Expatriates with private international medical insurance may wish to mark World AIDS Day, which takes place on December 1st this year.
An AVERT spokeswoman clamed around 34 million people have HIV, but there has been a fall in new infections of 15 per cent since 2001.
Furthermore, in the last five years, the number of individuals who have died from this condition or causes related to it has been curtailed by 21 per cent, the representative continued.
She said "significant steps" have been taken in the battle against this epidemic, with scientific breakthroughs and higher levels of access to treatment boosting the prospects of men and women with the virus significantly.
However, "it is important for the global community not to take their eye off the ball" regarding this disease, the expert stated.
She argued funding arrangements must ensure interventions that deal with the ailment are especially sustainable and effective and the fight to fully eradicate AIDS has to be a "policy priority".
This year, the World AIDS Day theme is Getting to Zero and organisers are imploring the international community to focus on achieving three major targets.

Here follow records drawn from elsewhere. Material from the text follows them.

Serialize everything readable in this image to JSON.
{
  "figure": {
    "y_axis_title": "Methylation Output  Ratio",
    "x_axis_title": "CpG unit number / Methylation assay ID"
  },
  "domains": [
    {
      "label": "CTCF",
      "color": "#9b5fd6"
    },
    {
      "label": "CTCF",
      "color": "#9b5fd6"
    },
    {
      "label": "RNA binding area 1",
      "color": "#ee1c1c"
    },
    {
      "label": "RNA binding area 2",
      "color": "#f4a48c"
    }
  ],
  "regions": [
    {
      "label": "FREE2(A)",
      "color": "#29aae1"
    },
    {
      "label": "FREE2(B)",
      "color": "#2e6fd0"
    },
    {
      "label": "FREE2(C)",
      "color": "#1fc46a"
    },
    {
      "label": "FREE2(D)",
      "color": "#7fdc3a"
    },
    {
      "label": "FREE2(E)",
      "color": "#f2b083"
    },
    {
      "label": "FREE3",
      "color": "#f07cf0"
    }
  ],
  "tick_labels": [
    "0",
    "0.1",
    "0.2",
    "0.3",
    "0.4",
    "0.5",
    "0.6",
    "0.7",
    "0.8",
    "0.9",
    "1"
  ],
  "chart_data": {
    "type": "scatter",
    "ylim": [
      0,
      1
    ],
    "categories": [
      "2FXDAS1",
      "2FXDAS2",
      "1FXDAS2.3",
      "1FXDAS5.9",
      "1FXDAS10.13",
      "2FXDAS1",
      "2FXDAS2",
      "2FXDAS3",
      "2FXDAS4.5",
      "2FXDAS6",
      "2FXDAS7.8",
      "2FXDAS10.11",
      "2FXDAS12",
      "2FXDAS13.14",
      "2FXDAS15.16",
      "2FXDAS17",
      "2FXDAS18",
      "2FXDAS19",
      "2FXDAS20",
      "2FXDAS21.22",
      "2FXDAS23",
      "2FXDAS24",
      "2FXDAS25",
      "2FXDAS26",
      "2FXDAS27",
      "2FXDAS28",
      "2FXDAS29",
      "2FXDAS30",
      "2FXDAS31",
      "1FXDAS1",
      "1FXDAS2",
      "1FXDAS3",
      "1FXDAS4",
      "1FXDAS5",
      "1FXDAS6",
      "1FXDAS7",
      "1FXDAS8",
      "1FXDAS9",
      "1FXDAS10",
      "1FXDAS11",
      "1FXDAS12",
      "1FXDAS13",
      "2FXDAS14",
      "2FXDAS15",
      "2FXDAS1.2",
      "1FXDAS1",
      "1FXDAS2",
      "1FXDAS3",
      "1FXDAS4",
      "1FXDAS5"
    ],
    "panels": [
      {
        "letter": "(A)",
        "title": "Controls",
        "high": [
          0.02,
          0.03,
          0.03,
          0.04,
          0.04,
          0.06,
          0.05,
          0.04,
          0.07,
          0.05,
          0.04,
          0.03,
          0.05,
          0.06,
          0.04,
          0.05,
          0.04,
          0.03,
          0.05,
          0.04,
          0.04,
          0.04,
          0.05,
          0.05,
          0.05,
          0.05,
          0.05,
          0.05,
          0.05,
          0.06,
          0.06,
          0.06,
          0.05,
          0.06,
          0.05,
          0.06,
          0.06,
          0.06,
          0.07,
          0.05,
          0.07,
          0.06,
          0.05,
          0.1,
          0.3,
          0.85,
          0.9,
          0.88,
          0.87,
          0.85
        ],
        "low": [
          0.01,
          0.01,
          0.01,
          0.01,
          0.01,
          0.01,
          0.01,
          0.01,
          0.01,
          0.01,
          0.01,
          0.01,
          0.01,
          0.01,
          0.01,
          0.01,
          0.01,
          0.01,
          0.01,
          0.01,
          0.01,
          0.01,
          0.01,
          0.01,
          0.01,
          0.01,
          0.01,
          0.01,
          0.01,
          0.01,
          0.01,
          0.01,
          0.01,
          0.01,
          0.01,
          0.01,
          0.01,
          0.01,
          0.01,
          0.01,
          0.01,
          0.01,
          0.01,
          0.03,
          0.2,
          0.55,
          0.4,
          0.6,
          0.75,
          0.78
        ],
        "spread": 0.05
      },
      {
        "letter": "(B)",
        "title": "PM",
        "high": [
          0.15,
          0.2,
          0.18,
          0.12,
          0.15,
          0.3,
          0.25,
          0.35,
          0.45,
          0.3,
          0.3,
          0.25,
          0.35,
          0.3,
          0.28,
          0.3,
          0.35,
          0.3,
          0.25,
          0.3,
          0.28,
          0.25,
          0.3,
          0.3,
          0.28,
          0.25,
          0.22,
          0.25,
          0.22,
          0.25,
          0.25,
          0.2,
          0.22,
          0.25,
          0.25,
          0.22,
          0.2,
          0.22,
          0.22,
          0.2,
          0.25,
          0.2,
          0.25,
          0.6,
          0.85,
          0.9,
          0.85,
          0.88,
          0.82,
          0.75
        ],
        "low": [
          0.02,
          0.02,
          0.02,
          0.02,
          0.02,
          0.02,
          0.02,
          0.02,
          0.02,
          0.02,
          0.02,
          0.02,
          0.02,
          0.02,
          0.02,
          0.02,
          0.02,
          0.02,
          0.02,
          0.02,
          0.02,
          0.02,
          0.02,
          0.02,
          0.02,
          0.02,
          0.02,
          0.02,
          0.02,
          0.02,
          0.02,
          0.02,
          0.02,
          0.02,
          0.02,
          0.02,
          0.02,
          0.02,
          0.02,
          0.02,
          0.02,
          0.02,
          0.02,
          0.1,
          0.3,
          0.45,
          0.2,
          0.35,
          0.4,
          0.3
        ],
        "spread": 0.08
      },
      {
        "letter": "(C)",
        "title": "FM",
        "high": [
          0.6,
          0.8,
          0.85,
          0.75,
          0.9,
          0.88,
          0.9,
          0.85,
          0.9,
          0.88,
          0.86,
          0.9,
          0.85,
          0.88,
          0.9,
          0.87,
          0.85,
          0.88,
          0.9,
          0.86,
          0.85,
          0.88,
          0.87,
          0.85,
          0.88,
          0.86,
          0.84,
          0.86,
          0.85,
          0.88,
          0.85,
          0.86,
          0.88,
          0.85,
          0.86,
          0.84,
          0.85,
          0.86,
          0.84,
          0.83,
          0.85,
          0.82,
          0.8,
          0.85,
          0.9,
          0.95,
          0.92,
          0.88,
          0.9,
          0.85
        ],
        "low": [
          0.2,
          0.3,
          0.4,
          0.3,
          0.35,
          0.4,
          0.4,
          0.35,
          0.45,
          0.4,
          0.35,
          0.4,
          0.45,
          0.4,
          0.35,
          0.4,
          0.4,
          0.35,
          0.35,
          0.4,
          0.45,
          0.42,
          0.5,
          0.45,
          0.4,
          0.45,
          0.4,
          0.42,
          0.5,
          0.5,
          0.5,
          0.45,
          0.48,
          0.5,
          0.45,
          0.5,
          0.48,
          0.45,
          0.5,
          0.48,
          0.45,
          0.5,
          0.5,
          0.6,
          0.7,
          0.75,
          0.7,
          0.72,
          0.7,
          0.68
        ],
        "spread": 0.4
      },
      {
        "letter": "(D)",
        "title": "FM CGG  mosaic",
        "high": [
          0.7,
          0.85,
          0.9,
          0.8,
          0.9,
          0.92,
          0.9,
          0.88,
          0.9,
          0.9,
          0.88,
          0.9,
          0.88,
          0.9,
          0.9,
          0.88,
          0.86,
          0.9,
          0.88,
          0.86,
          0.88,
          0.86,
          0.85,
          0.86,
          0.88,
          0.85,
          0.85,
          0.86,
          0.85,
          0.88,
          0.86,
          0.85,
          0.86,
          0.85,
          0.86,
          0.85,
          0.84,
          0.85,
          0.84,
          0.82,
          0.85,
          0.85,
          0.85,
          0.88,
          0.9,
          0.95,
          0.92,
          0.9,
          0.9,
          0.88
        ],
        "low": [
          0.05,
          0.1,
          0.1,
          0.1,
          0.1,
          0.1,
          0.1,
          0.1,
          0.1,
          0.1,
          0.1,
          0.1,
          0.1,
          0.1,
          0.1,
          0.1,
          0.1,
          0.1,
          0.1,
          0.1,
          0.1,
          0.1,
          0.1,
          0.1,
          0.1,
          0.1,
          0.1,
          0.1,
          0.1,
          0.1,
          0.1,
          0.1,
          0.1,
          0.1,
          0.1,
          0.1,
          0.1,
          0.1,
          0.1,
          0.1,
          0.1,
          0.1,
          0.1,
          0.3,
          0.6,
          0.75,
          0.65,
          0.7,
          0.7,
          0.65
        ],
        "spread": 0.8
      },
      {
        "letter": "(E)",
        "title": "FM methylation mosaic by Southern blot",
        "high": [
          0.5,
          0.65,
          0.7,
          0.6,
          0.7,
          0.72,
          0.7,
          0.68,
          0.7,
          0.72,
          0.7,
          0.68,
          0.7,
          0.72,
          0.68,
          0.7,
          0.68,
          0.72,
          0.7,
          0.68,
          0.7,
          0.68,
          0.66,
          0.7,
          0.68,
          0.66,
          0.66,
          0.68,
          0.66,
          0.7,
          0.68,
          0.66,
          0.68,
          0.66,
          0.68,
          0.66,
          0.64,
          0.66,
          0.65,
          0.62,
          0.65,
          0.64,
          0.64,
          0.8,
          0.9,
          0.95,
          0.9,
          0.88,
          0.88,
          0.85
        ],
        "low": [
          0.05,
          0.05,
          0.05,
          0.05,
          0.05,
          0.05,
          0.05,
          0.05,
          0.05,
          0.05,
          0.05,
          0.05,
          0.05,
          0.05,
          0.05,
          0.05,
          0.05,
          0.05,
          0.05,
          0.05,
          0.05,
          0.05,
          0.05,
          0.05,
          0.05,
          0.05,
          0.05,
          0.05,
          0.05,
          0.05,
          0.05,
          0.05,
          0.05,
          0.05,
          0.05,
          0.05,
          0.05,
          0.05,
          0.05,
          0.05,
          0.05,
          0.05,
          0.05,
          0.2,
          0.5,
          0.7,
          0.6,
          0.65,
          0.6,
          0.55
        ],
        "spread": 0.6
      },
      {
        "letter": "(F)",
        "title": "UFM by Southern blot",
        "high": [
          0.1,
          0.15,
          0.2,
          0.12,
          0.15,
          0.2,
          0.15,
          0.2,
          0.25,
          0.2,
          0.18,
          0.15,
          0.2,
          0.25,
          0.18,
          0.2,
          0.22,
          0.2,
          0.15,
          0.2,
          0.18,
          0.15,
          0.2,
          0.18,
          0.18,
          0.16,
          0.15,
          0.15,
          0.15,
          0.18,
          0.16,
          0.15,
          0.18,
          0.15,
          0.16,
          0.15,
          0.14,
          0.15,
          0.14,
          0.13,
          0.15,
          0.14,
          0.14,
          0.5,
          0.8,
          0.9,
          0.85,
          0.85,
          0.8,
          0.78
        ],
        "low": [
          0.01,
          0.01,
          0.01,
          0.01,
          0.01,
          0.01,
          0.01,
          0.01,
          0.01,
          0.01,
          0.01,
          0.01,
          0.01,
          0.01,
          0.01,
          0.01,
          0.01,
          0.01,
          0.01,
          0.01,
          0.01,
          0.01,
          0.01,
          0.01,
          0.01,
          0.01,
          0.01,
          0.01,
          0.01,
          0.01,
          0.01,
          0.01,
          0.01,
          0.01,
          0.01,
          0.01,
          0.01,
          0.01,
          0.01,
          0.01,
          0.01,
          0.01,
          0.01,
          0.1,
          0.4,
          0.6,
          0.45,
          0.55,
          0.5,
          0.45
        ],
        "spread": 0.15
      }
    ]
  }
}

These are no more discrimination against people with HIV or AIDS, the number of AIDS-related deaths falling to nought and no new infections occurring.
World AIDS Day started on December 1st 1988 and focuses on raising funds and awareness, while boosting education and battling discrimination.
The disease has not gone away and many issues still have to be dealt with, the organisers claim.
Global financial trends have made finance more difficult to receive, the AVERT spokeswoman noted, pointing out money received fell "from US $8.7 billion (£5.6 billion) to $7.6 billion (£4.9 billion) between 2009 and 2010".
However, almost half of all those eligible to receive retroviral drugs are currently doing so, representing a rise of 1.39 million patients since 2009, the expert continued.
She added the scale-up in treatment, especially in countries with lower or more middling incomes, has been particularly important in cutting the number of AIDS-related mortalities.